The Netflix show may be the final step in erasing any doubts as to whether or not Miranda Sings is a fictional character. But the decision to “come out” as Colleen Ballinger actually happened years ago when she started appearing as herself on a separate YouTube channel under the name PsychoSoprano. “I’m still really hesitant about it,” she says.
But that hasn’t stopped her from sharing nearly every intimate detail of her life with that channel’s 4.5 million subscribers, including, just this past week, the news that she is divorcing her husband, fellow YouTube star Joshua Evans.
On the same day, both Ballinger and Evans posted long, tearful videos informing fans about their split. The apparent transparency stood in sharp contrast to the intense secrecy surrounding the divorce of the more traditionally famous Angelina Jolie and Brad Pitt just a couple of weeks earlier. Like the Miranda Sings videos that open each episode of Haters Back Off!, Ballinger’s “Life update” opens with the word “Hey,” but the similarities end there. Over the course of nearly 12 minutes, she goes into excruciating detail about what went wrong in her marriage and sincerely begs her fans not to turn on her soon-to-be ex-husband.
“I share more than most people probably do online,” Ballinger says when I ask how she decides what, if anything, to keep private in her life. “I don’t regret it. And I know that that comes with a lot of backlash from a lot of people. That means a lot of people are going to judge me and tell me how I should like my life and what I’m doing wrong. But that’s what I chose when I chose to be a YouTuber. I chose to share my life online, so I can’t really complain about it. There’s not much that’s off limits.”

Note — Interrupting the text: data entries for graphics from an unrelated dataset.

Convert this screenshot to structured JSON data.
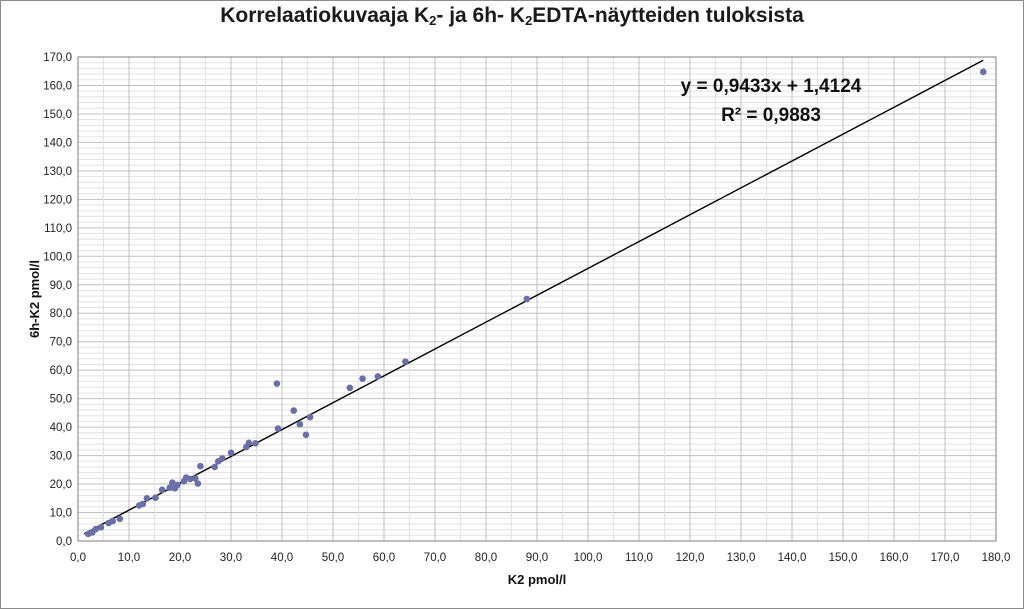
{
  "chart_data": {
    "type": "scatter",
    "title": {
      "part1": "Korrelaatiokuvaaja K",
      "sub1": "2",
      "part2": "- ja 6h- K",
      "sub2": "2",
      "part3": "EDTA-näytteiden tuloksista"
    },
    "xlabel": "K2 pmol/l",
    "ylabel": "6h-K2 pmol/l",
    "xlim": [
      0,
      180
    ],
    "ylim": [
      0,
      170
    ],
    "x_ticks": [
      "0,0",
      "10,0",
      "20,0",
      "30,0",
      "40,0",
      "50,0",
      "60,0",
      "70,0",
      "80,0",
      "90,0",
      "100,0",
      "110,0",
      "120,0",
      "130,0",
      "140,0",
      "150,0",
      "160,0",
      "170,0",
      "180,0"
    ],
    "y_ticks": [
      "0,0",
      "10,0",
      "20,0",
      "30,0",
      "40,0",
      "50,0",
      "60,0",
      "70,0",
      "80,0",
      "90,0",
      "100,0",
      "110,0",
      "120,0",
      "130,0",
      "140,0",
      "150,0",
      "160,0",
      "170,0"
    ],
    "grid": true,
    "point_color": "#6b6fa8",
    "trendline": {
      "slope": 0.9433,
      "intercept": 1.4124,
      "equation": "y = 0,9433x + 1,4124",
      "r2": "R² = 0,9883",
      "color": "#000000"
    },
    "points": [
      [
        2.0,
        2.5
      ],
      [
        2.8,
        3.0
      ],
      [
        3.5,
        4.2
      ],
      [
        4.5,
        4.8
      ],
      [
        6.0,
        6.3
      ],
      [
        6.8,
        7.0
      ],
      [
        8.2,
        7.8
      ],
      [
        12.0,
        12.5
      ],
      [
        12.7,
        13.0
      ],
      [
        13.5,
        15.0
      ],
      [
        15.2,
        15.2
      ],
      [
        16.5,
        18.0
      ],
      [
        18.0,
        18.7
      ],
      [
        18.5,
        20.5
      ],
      [
        19.0,
        18.5
      ],
      [
        19.5,
        19.7
      ],
      [
        20.8,
        21.0
      ],
      [
        21.2,
        22.3
      ],
      [
        22.0,
        21.8
      ],
      [
        23.0,
        22.0
      ],
      [
        23.5,
        20.2
      ],
      [
        24.0,
        26.3
      ],
      [
        26.8,
        26.0
      ],
      [
        27.5,
        28.0
      ],
      [
        28.3,
        29.0
      ],
      [
        30.0,
        31.0
      ],
      [
        33.0,
        33.0
      ],
      [
        33.5,
        34.5
      ],
      [
        34.8,
        34.3
      ],
      [
        39.0,
        55.3
      ],
      [
        39.2,
        39.5
      ],
      [
        42.3,
        45.8
      ],
      [
        43.5,
        41.0
      ],
      [
        44.7,
        37.3
      ],
      [
        45.5,
        43.5
      ],
      [
        53.3,
        53.8
      ],
      [
        55.8,
        57.0
      ],
      [
        58.8,
        57.8
      ],
      [
        64.2,
        63.0
      ],
      [
        88.0,
        85.0
      ],
      [
        177.5,
        164.8
      ]
    ]
  }
}
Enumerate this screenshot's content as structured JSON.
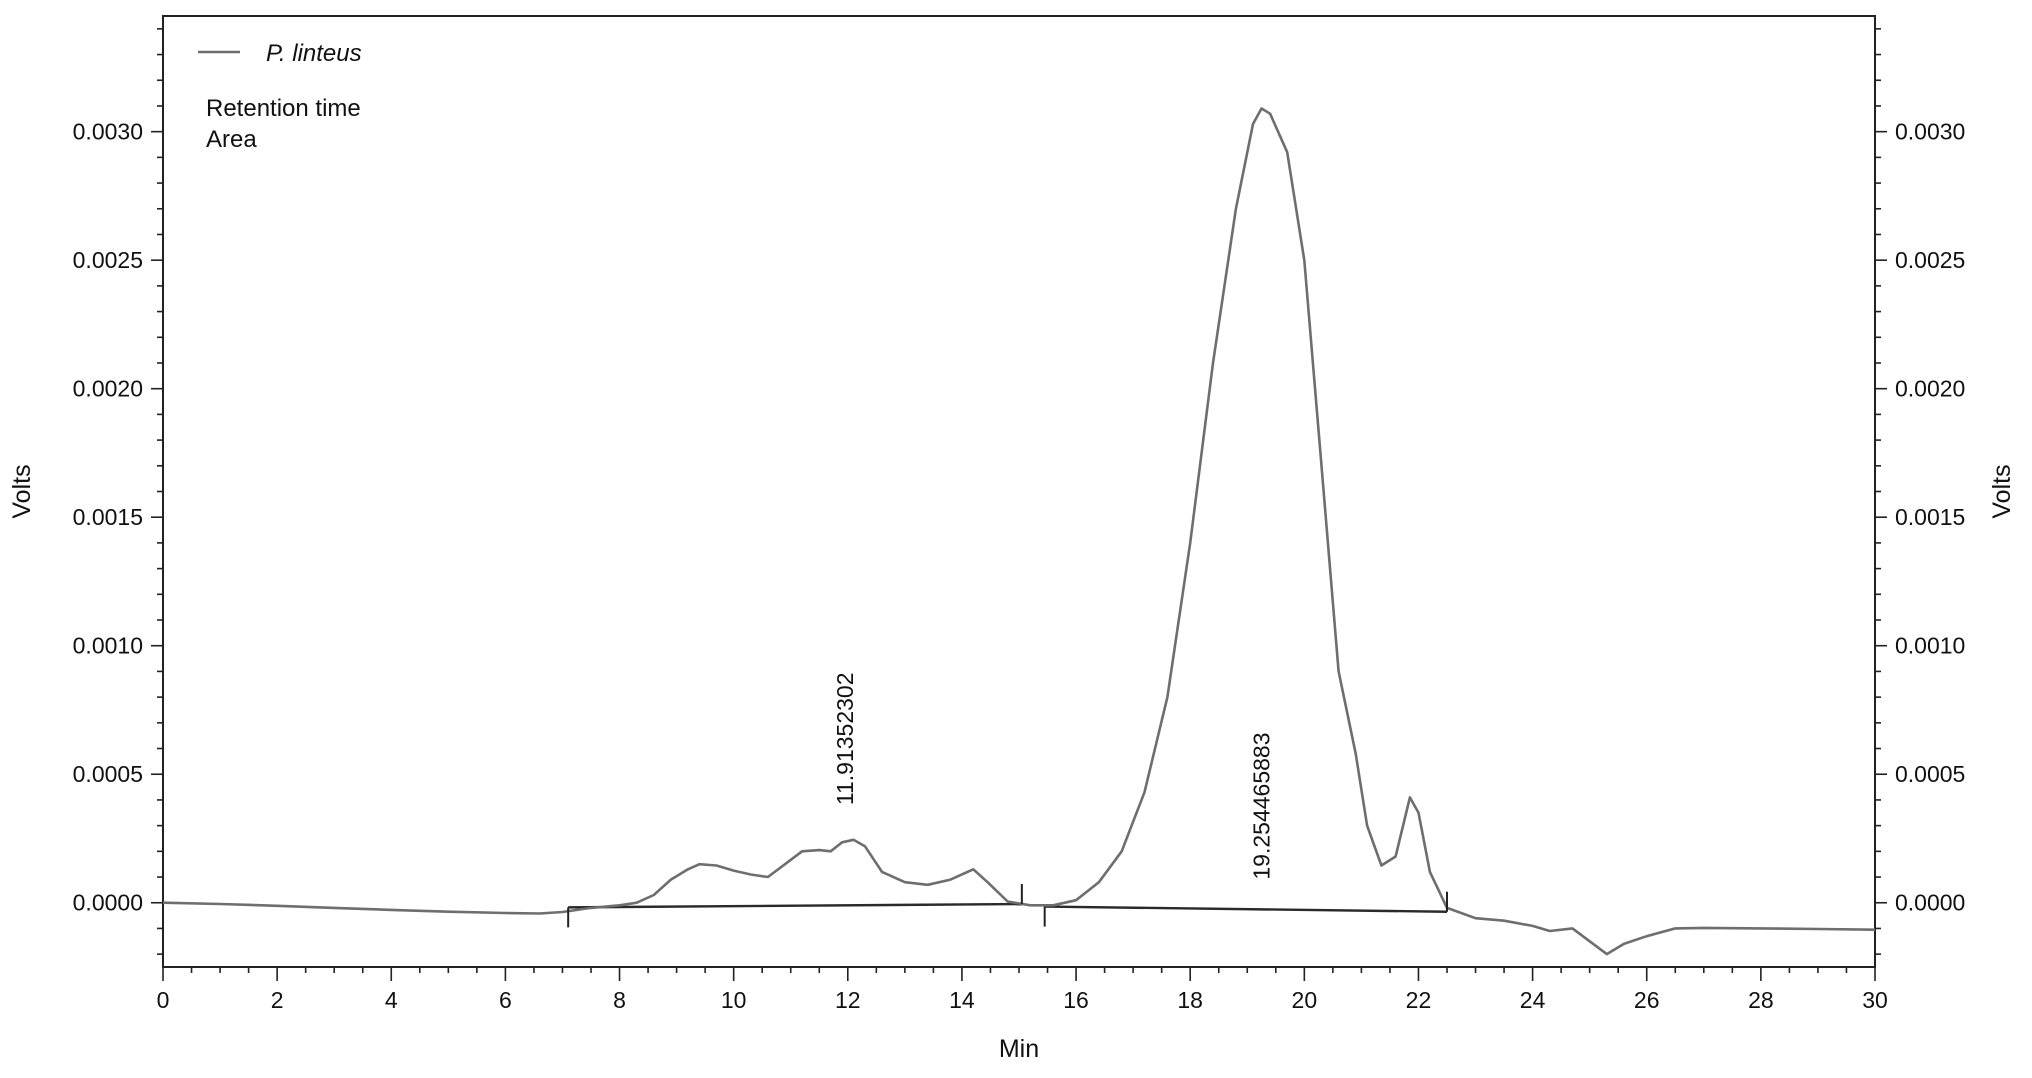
{
  "chart_data": {
    "type": "line",
    "title": "",
    "xlabel": "Min",
    "ylabel": "Volts",
    "ylabel_right": "Volts",
    "xlim": [
      0,
      30
    ],
    "ylim": [
      -0.00025,
      0.00345
    ],
    "x_ticks": [
      0,
      2,
      4,
      6,
      8,
      10,
      12,
      14,
      16,
      18,
      20,
      22,
      24,
      26,
      28,
      30
    ],
    "x_tick_labels": [
      "0",
      "2",
      "4",
      "6",
      "8",
      "10",
      "12",
      "14",
      "16",
      "18",
      "20",
      "22",
      "24",
      "26",
      "28",
      "30"
    ],
    "y_ticks": [
      0.0,
      0.0005,
      0.001,
      0.0015,
      0.002,
      0.0025,
      0.003
    ],
    "y_tick_labels": [
      "0.0000",
      "0.0005",
      "0.0010",
      "0.0015",
      "0.0020",
      "0.0025",
      "0.0030"
    ],
    "grid": false,
    "legend_position": "top-left",
    "legend": {
      "series_name": "P. linteus",
      "lines": [
        "Retention time",
        "Area"
      ]
    },
    "colors": {
      "series": "#6e6e6e",
      "baseline": "#2a2a2a",
      "axis": "#222222"
    },
    "series": [
      {
        "name": "P. linteus",
        "points": [
          [
            0,
            0.0
          ],
          [
            1,
            -5e-06
          ],
          [
            2,
            -1.2e-05
          ],
          [
            3,
            -2e-05
          ],
          [
            4,
            -2.8e-05
          ],
          [
            5,
            -3.5e-05
          ],
          [
            6,
            -4e-05
          ],
          [
            6.6,
            -4.2e-05
          ],
          [
            7,
            -3.6e-05
          ],
          [
            7.5,
            -2e-05
          ],
          [
            8,
            -1e-05
          ],
          [
            8.3,
            0.0
          ],
          [
            8.6,
            3e-05
          ],
          [
            8.9,
            9e-05
          ],
          [
            9.2,
            0.00013
          ],
          [
            9.4,
            0.00015
          ],
          [
            9.7,
            0.000145
          ],
          [
            10.0,
            0.000125
          ],
          [
            10.3,
            0.00011
          ],
          [
            10.6,
            0.0001
          ],
          [
            10.9,
            0.00015
          ],
          [
            11.2,
            0.0002
          ],
          [
            11.5,
            0.000205
          ],
          [
            11.7,
            0.0002
          ],
          [
            11.9,
            0.000235
          ],
          [
            12.1,
            0.000245
          ],
          [
            12.3,
            0.00022
          ],
          [
            12.6,
            0.00012
          ],
          [
            13.0,
            8e-05
          ],
          [
            13.4,
            7e-05
          ],
          [
            13.8,
            9e-05
          ],
          [
            14.2,
            0.00013
          ],
          [
            14.45,
            8e-05
          ],
          [
            14.8,
            5e-06
          ],
          [
            15.2,
            -1e-05
          ],
          [
            15.6,
            -1e-05
          ],
          [
            16.0,
            1e-05
          ],
          [
            16.4,
            8e-05
          ],
          [
            16.8,
            0.0002
          ],
          [
            17.2,
            0.00043
          ],
          [
            17.6,
            0.0008
          ],
          [
            18.0,
            0.0014
          ],
          [
            18.4,
            0.0021
          ],
          [
            18.8,
            0.0027
          ],
          [
            19.1,
            0.00303
          ],
          [
            19.25,
            0.00309
          ],
          [
            19.4,
            0.00307
          ],
          [
            19.7,
            0.00292
          ],
          [
            20.0,
            0.0025
          ],
          [
            20.3,
            0.0017
          ],
          [
            20.6,
            0.0009
          ],
          [
            20.9,
            0.00058
          ],
          [
            21.1,
            0.0003
          ],
          [
            21.35,
            0.000145
          ],
          [
            21.6,
            0.00018
          ],
          [
            21.85,
            0.00041
          ],
          [
            22.0,
            0.00035
          ],
          [
            22.2,
            0.00012
          ],
          [
            22.5,
            -2e-05
          ],
          [
            23.0,
            -6e-05
          ],
          [
            23.5,
            -7e-05
          ],
          [
            24.0,
            -9e-05
          ],
          [
            24.3,
            -0.00011
          ],
          [
            24.7,
            -0.0001
          ],
          [
            25.0,
            -0.00015
          ],
          [
            25.3,
            -0.0002
          ],
          [
            25.6,
            -0.00016
          ],
          [
            26.0,
            -0.00013
          ],
          [
            26.5,
            -0.0001
          ],
          [
            27.0,
            -9.8e-05
          ],
          [
            28.0,
            -0.0001
          ],
          [
            29.0,
            -0.000102
          ],
          [
            30.0,
            -0.000105
          ]
        ]
      }
    ],
    "integration_baselines": [
      {
        "x": [
          7.1,
          15.05
        ],
        "y": [
          -1.8e-05,
          -5e-06
        ]
      },
      {
        "x": [
          15.45,
          22.5
        ],
        "y": [
          -1.5e-05,
          -3.5e-05
        ]
      }
    ],
    "peak_markers": [
      {
        "x": 7.1,
        "direction": "down"
      },
      {
        "x": 15.05,
        "direction": "up"
      },
      {
        "x": 15.45,
        "direction": "down"
      },
      {
        "x": 22.5,
        "direction": "up"
      }
    ],
    "peak_labels": [
      {
        "x": 11.95,
        "y": 0.00038,
        "text": "11.91352302"
      },
      {
        "x": 19.25,
        "y": 9e-05,
        "text": "19.254465883"
      }
    ]
  }
}
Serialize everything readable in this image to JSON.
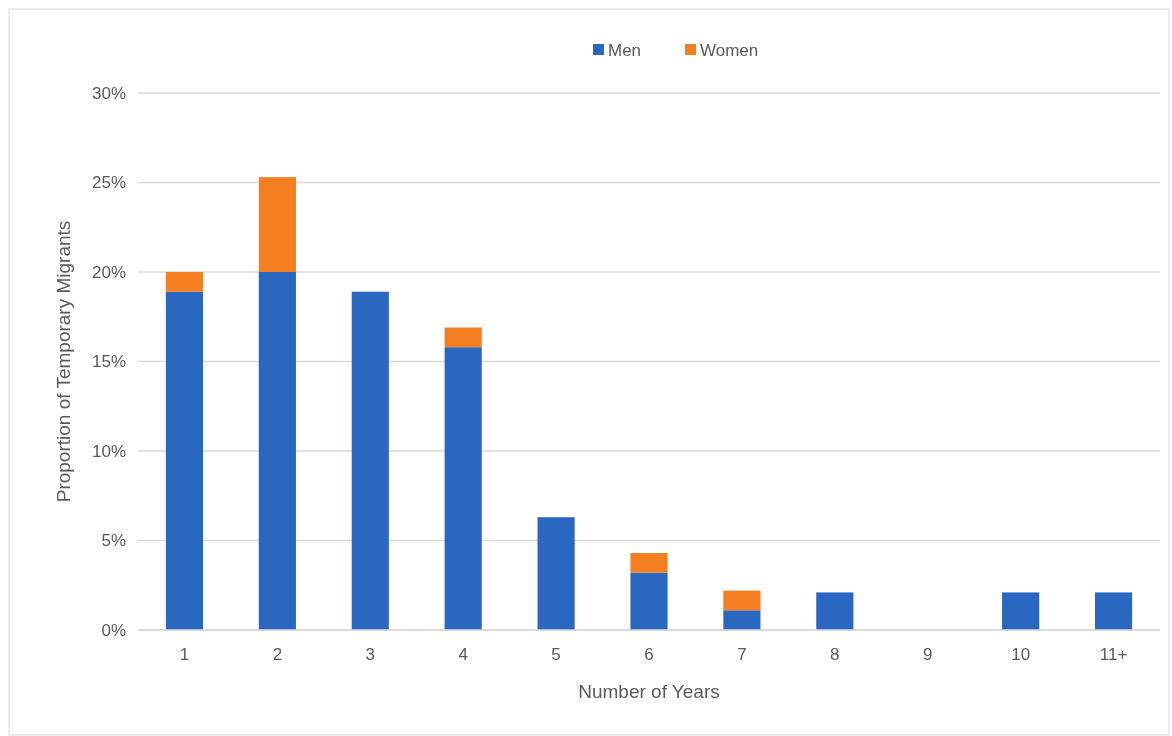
{
  "chart_data": {
    "type": "bar",
    "stacked": true,
    "categories": [
      "1",
      "2",
      "3",
      "4",
      "5",
      "6",
      "7",
      "8",
      "9",
      "10",
      "11+"
    ],
    "series": [
      {
        "name": "Men",
        "color": "#2a67c1",
        "values": [
          18.9,
          20.0,
          18.9,
          15.8,
          6.3,
          3.2,
          1.1,
          2.1,
          0,
          2.1,
          2.1
        ]
      },
      {
        "name": "Women",
        "color": "#f47e20",
        "values": [
          1.1,
          5.3,
          0,
          1.1,
          0,
          1.1,
          1.1,
          0,
          0,
          0,
          0
        ]
      }
    ],
    "xlabel": "Number of Years",
    "ylabel": "Proportion of Temporary Migrants",
    "ylim": [
      0,
      30
    ],
    "yticks": [
      {
        "value": 0,
        "label": "0%"
      },
      {
        "value": 5,
        "label": "5%"
      },
      {
        "value": 10,
        "label": "10%"
      },
      {
        "value": 15,
        "label": "15%"
      },
      {
        "value": 20,
        "label": "20%"
      },
      {
        "value": 25,
        "label": "25%"
      },
      {
        "value": 30,
        "label": "30%"
      }
    ],
    "grid": "y",
    "legend": "top"
  }
}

The connection and closeness she feels with her fans is not just apparent in the almost entirely positive “stay strong” comments that have risen to the top of her divorce announcement on YouTube. As we leave the café, a young woman who looks to be in her early 20s stops Ballinger to tell her how much she loves her and asks for a picture.
This happens all the time, her assistant tells me. When you spend your life speaking directly to millions of people on YouTube, they feel like they know you and don’t hesitate to approach you IRL.
That’s why, whatever happens with the Netflix show, Ballinger is not about to stop making YouTube videos anytime soon. “No way, YouTube is my home,” she says. “The only reason I’m doing anything right now, the only reason I’m talking to you is because of YouTube. So for me to abandon it would just be insane.”